Re: [PATCH 2/4] swiotlb: Add a new cc-swiotlb implementation for Confidential VMs
From: Guorui Yu
Date: Tue Jan 31 2023 - 21:08:59 EST
在 2023/2/1 01:16, Andi Kleen 写道:
>No, this cannot guarantee we always have sufficient TLB caches, so we
can also have a "No memory for cc-swiotlb buffer" warning.
It's not just a warning, it will be IO errors, right?
Yes, they are IO errors, but unsustainable such IO errors are not fatal
in my limited testing so far, and the system can survive after through
them. Again, legacy swiotlb occasionally suffers from TLB starvation.
However, if dynamic allocation of TLB is not allowed at all, the system
will be more likely to be overwhelmed by a large of bursting IOs and
unable to respond. Such problems are generally transient, so it is
difficult to reproduce and debug in a production environment. Users can
only set an unreasonably large fixed size and REBOOT to mitigate this
problem as much as possible.
But I want to emphasize that in this case, the current implementation
is no worse than the legacy implementation.

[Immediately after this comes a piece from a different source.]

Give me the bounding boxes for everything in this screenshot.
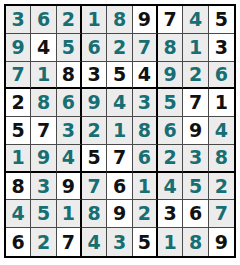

Moreover, dynamic TLB
allocation is more suitable for situations where more disks/network
devices will be hotplugged, in which case you cannot pre-set a
reasonable value.
That's a reasonable stand point, but have to emphasize that is
"probabilistic" in all the descriptions and comments.
Agreed, but one point to add is that the user can adjust the water level
setting to reduce the possibility of interrupt context allocation TLB
failure.
According to the current design, the kthread will be awaken to allocate
new TLBs when it is lower than half of the water level, so more flexible
room can be left by increasing the water level.
I assume you did some stress testing (E.g. all cores submitting at full
bandwidth) to validate that it works for you?
-Andi
Yes, I tested by fio with different block sizes, iodepths and job
numbers on my testbed.
And I have noticed that there are some "IO errors" of `No memory for
cc-swiotlb buffer` in the beginning of the test, but it will be
eventually disappeared as long as there are enough free memory.
Thanks for your time,
Guorui